3. When two or more elements appear the same number of times, the metallic element takes precedence over the non-metallic element in balancing. Thus, if there are many metals or non-metals, the metal or non-metal with a higher atomic mass is balanced.
4. The number of reactants and products molecules is expressed as a coefficient.
5. Chemical equation should not change the product formula to make the elements identical.
6. Fractional method of balancing must be employed only for a molecule of an element ($$H_2$$, $$O_3$$, $$P_4$$, ..) not for compound ( $$(H_2O$$, $$NH_3$$,..)
Let's now balance the equation for the hydrogen-oxygen reaction, which produces water.
Example:
Step 1: Write the word equation.
Hydrogen  +  Oxygen  $\to$  Water

Step 2: Write the skeleton equation.
${H}_{2}\phantom{\rule{0.147em}{0ex}}+\phantom{\rule{0.147em}{0ex}}{O}_{2}\phantom{\rule{0.147em}{0ex}}\to {\phantom{\rule{0.147em}{0ex}}H}_{2}O$

Step 3: Choose the first element to balance based on the number of times an element appears on both sides of the skeleton equation.

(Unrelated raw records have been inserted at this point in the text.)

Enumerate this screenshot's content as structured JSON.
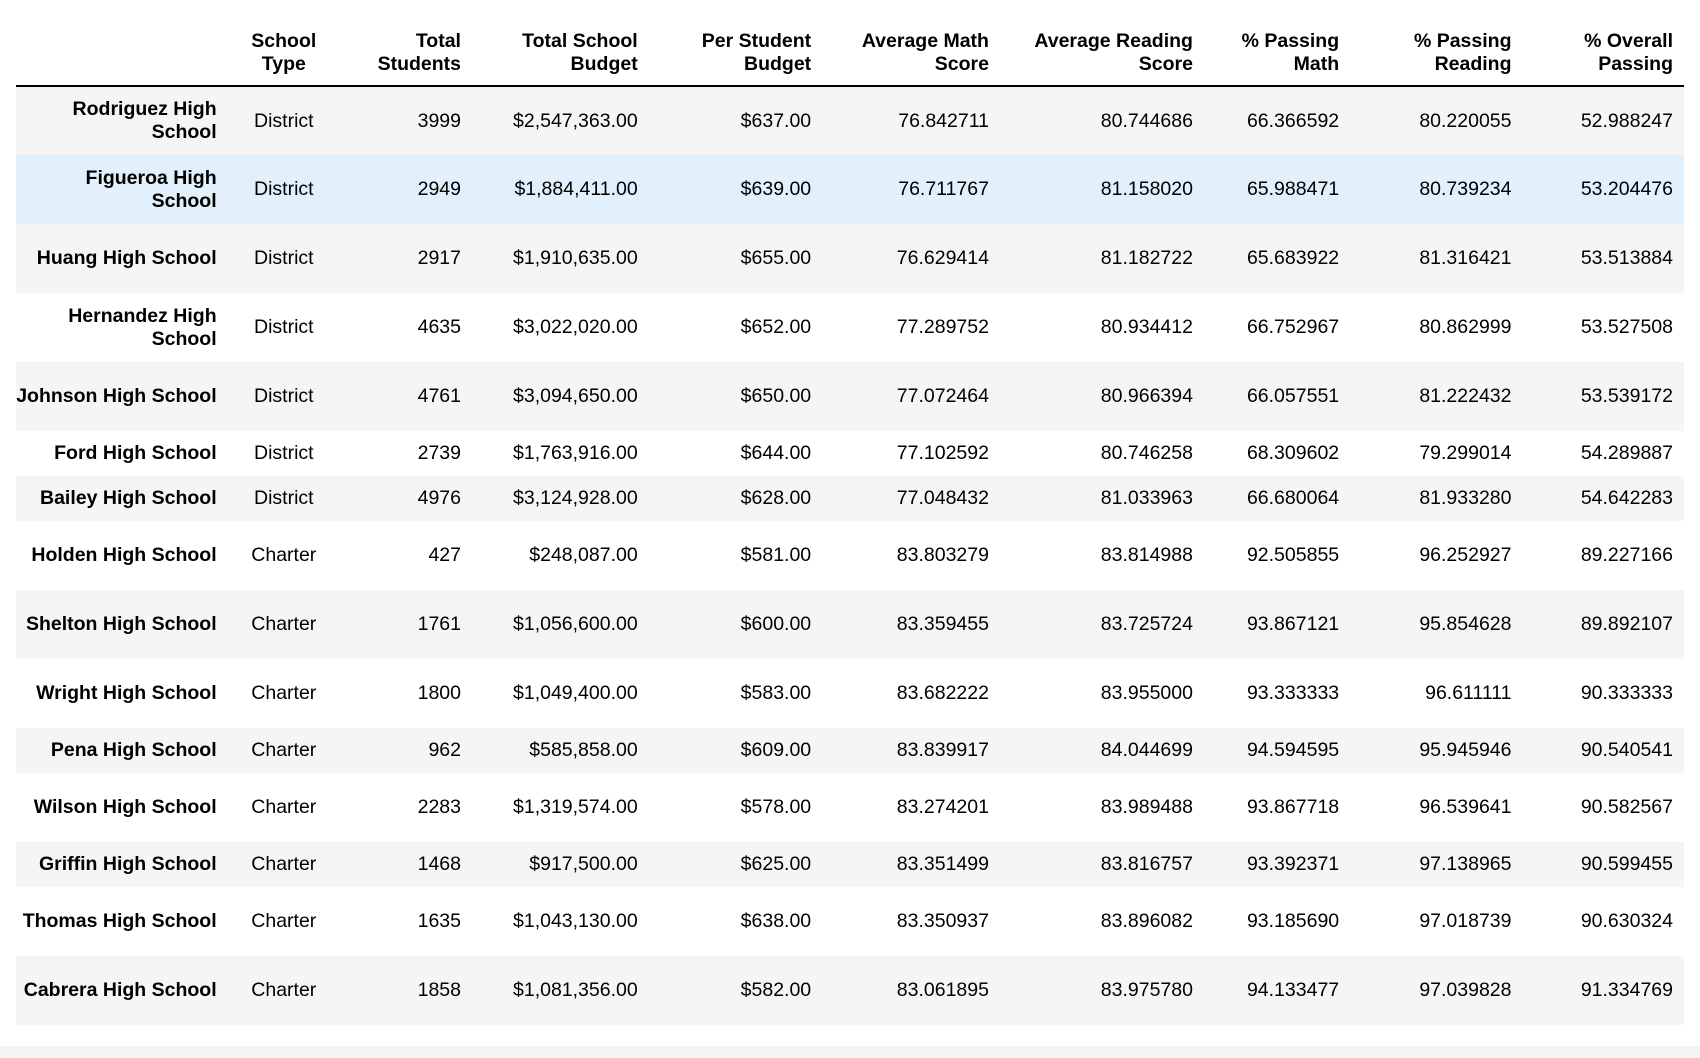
{
  "columns": [
    "School Type",
    "Total Students",
    "Total School Budget",
    "Per Student Budget",
    "Average Math Score",
    "Average Reading Score",
    "% Passing Math",
    "% Passing Reading",
    "% Overall Passing"
  ],
  "rows": [
    {
      "name": "Rodriguez High School",
      "cells": [
        "District",
        "3999",
        "$2,547,363.00",
        "$637.00",
        "76.842711",
        "80.744686",
        "66.366592",
        "80.220055",
        "52.988247"
      ]
    },
    {
      "name": "Figueroa High School",
      "cells": [
        "District",
        "2949",
        "$1,884,411.00",
        "$639.00",
        "76.711767",
        "81.158020",
        "65.988471",
        "80.739234",
        "53.204476"
      ]
    },
    {
      "name": "Huang High School",
      "cells": [
        "District",
        "2917",
        "$1,910,635.00",
        "$655.00",
        "76.629414",
        "81.182722",
        "65.683922",
        "81.316421",
        "53.513884"
      ]
    },
    {
      "name": "Hernandez High School",
      "cells": [
        "District",
        "4635",
        "$3,022,020.00",
        "$652.00",
        "77.289752",
        "80.934412",
        "66.752967",
        "80.862999",
        "53.527508"
      ]
    },
    {
      "name": "Johnson High School",
      "cells": [
        "District",
        "4761",
        "$3,094,650.00",
        "$650.00",
        "77.072464",
        "80.966394",
        "66.057551",
        "81.222432",
        "53.539172"
      ]
    },
    {
      "name": "Ford High School",
      "cells": [
        "District",
        "2739",
        "$1,763,916.00",
        "$644.00",
        "77.102592",
        "80.746258",
        "68.309602",
        "79.299014",
        "54.289887"
      ]
    },
    {
      "name": "Bailey High School",
      "cells": [
        "District",
        "4976",
        "$3,124,928.00",
        "$628.00",
        "77.048432",
        "81.033963",
        "66.680064",
        "81.933280",
        "54.642283"
      ]
    },
    {
      "name": "Holden High School",
      "cells": [
        "Charter",
        "427",
        "$248,087.00",
        "$581.00",
        "83.803279",
        "83.814988",
        "92.505855",
        "96.252927",
        "89.227166"
      ]
    },
    {
      "name": "Shelton High School",
      "cells": [
        "Charter",
        "1761",
        "$1,056,600.00",
        "$600.00",
        "83.359455",
        "83.725724",
        "93.867121",
        "95.854628",
        "89.892107"
      ]
    },
    {
      "name": "Wright High School",
      "cells": [
        "Charter",
        "1800",
        "$1,049,400.00",
        "$583.00",
        "83.682222",
        "83.955000",
        "93.333333",
        "96.611111",
        "90.333333"
      ]
    },
    {
      "name": "Pena High School",
      "cells": [
        "Charter",
        "962",
        "$585,858.00",
        "$609.00",
        "83.839917",
        "84.044699",
        "94.594595",
        "95.945946",
        "90.540541"
      ]
    },
    {
      "name": "Wilson High School",
      "cells": [
        "Charter",
        "2283",
        "$1,319,574.00",
        "$578.00",
        "83.274201",
        "83.989488",
        "93.867718",
        "96.539641",
        "90.582567"
      ]
    },
    {
      "name": "Griffin High School",
      "cells": [
        "Charter",
        "1468",
        "$917,500.00",
        "$625.00",
        "83.351499",
        "83.816757",
        "93.392371",
        "97.138965",
        "90.599455"
      ]
    },
    {
      "name": "Thomas High School",
      "cells": [
        "Charter",
        "1635",
        "$1,043,130.00",
        "$638.00",
        "83.350937",
        "83.896082",
        "93.185690",
        "97.018739",
        "90.630324"
      ]
    },
    {
      "name": "Cabrera High School",
      "cells": [
        "Charter",
        "1858",
        "$1,081,356.00",
        "$582.00",
        "83.061895",
        "83.975780",
        "94.133477",
        "97.039828",
        "91.334769"
      ]
    }
  ],
  "highlighted_row": "Figueroa High School",
  "colors": {
    "row_stripe": "#f5f5f5",
    "row_hover": "#e1f0fb",
    "header_rule": "#000000"
  }
}
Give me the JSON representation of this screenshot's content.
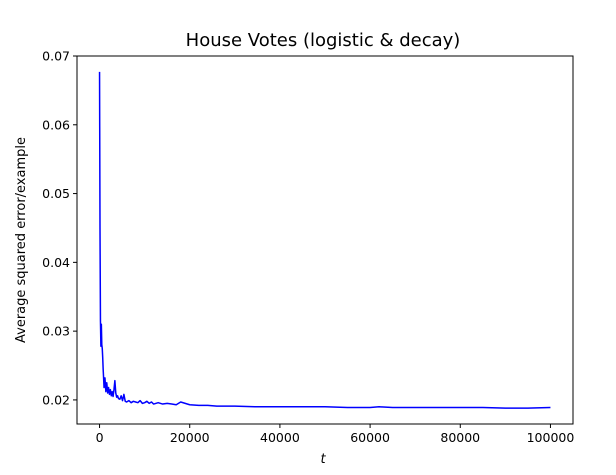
{
  "chart_data": {
    "type": "line",
    "title": "House Votes (logistic & decay)",
    "xlabel": "t",
    "ylabel": "Average squared error/example",
    "xlim": [
      -5000,
      105000
    ],
    "ylim": [
      0.0165,
      0.07
    ],
    "xticks": [
      0,
      20000,
      40000,
      60000,
      80000,
      100000
    ],
    "xtick_labels": [
      "0",
      "20000",
      "40000",
      "60000",
      "80000",
      "100000"
    ],
    "yticks": [
      0.02,
      0.03,
      0.04,
      0.05,
      0.06,
      0.07
    ],
    "ytick_labels": [
      "0.02",
      "0.03",
      "0.04",
      "0.05",
      "0.06",
      "0.07"
    ],
    "grid": false,
    "series": [
      {
        "color": "#0000ff",
        "x": [
          0,
          100,
          200,
          300,
          400,
          500,
          600,
          700,
          800,
          900,
          1000,
          1200,
          1400,
          1600,
          1800,
          2000,
          2200,
          2400,
          2600,
          2800,
          3000,
          3200,
          3400,
          3600,
          3800,
          4000,
          4200,
          4500,
          4800,
          5100,
          5400,
          5700,
          6000,
          6500,
          7000,
          7500,
          8000,
          8500,
          9000,
          9500,
          10000,
          10500,
          11000,
          11500,
          12000,
          13000,
          14000,
          15000,
          16000,
          17000,
          18000,
          19000,
          20000,
          22000,
          24000,
          26000,
          28000,
          30000,
          35000,
          40000,
          45000,
          50000,
          55000,
          60000,
          62000,
          65000,
          70000,
          75000,
          80000,
          85000,
          90000,
          95000,
          100000
        ],
        "y": [
          0.0677,
          0.045,
          0.0315,
          0.0278,
          0.031,
          0.028,
          0.0275,
          0.0262,
          0.0245,
          0.0232,
          0.0218,
          0.0232,
          0.0212,
          0.0225,
          0.021,
          0.0218,
          0.0208,
          0.0215,
          0.0206,
          0.0212,
          0.0205,
          0.0215,
          0.0228,
          0.021,
          0.0204,
          0.0206,
          0.0202,
          0.0201,
          0.0206,
          0.0199,
          0.0208,
          0.0198,
          0.0197,
          0.0199,
          0.0196,
          0.0198,
          0.0197,
          0.0196,
          0.0199,
          0.0195,
          0.0196,
          0.0198,
          0.0195,
          0.0197,
          0.0194,
          0.0196,
          0.0194,
          0.0195,
          0.0194,
          0.0193,
          0.0197,
          0.0195,
          0.0193,
          0.0192,
          0.0192,
          0.0191,
          0.0191,
          0.0191,
          0.019,
          0.019,
          0.019,
          0.019,
          0.0189,
          0.0189,
          0.019,
          0.0189,
          0.0189,
          0.0189,
          0.0189,
          0.0189,
          0.0188,
          0.0188,
          0.0189
        ]
      }
    ]
  }
}
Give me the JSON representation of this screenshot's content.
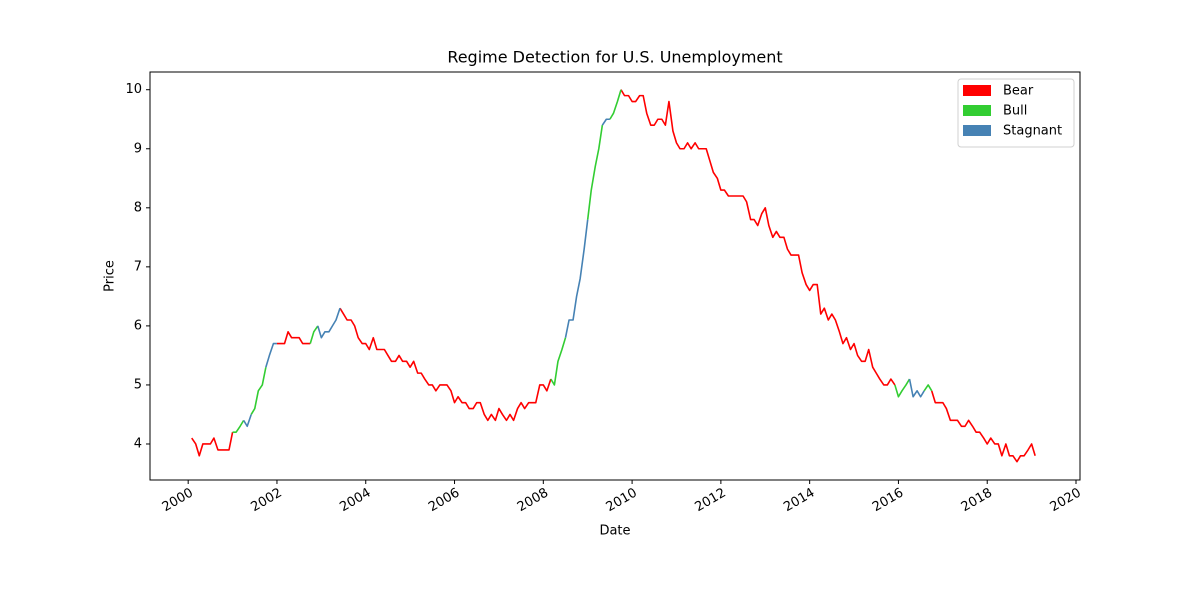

Step 4: Both elements appear only once in the above case, so the priority is oxygen because it has a greater atomic mass.

Step 5: To balance oxygen, enter $$2$$ before $$H_2O$$ on the right-hand side (RHS).
${H}_{2}\phantom{\rule{0.147em}{0ex}}+\phantom{\rule{0.147em}{0ex}}{O}_{2}\phantom{\rule{0.147em}{0ex}}\to {\phantom{\rule{0.147em}{0ex}}\mathit{2H}}_{2}O$

Step 6: To balance hydrogen, enter $$2$$ near hydrogen $$H_2$$ on the left-hand side (LHS).
${\mathit{2H}}_{2}\phantom{\rule{0.147em}{0ex}}+\phantom{\rule{0.147em}{0ex}}{O}_{2}\phantom{\rule{0.147em}{0ex}}\to {\phantom{\rule{0.147em}{0ex}}\mathit{2H}}_{2}O$
(H= 4  O = 2) (H= 4  O =2)

Now in the above equation, both sides of hydrogen atoms is four and oxygen atoms is two. Hence, the chemical equation is balanced.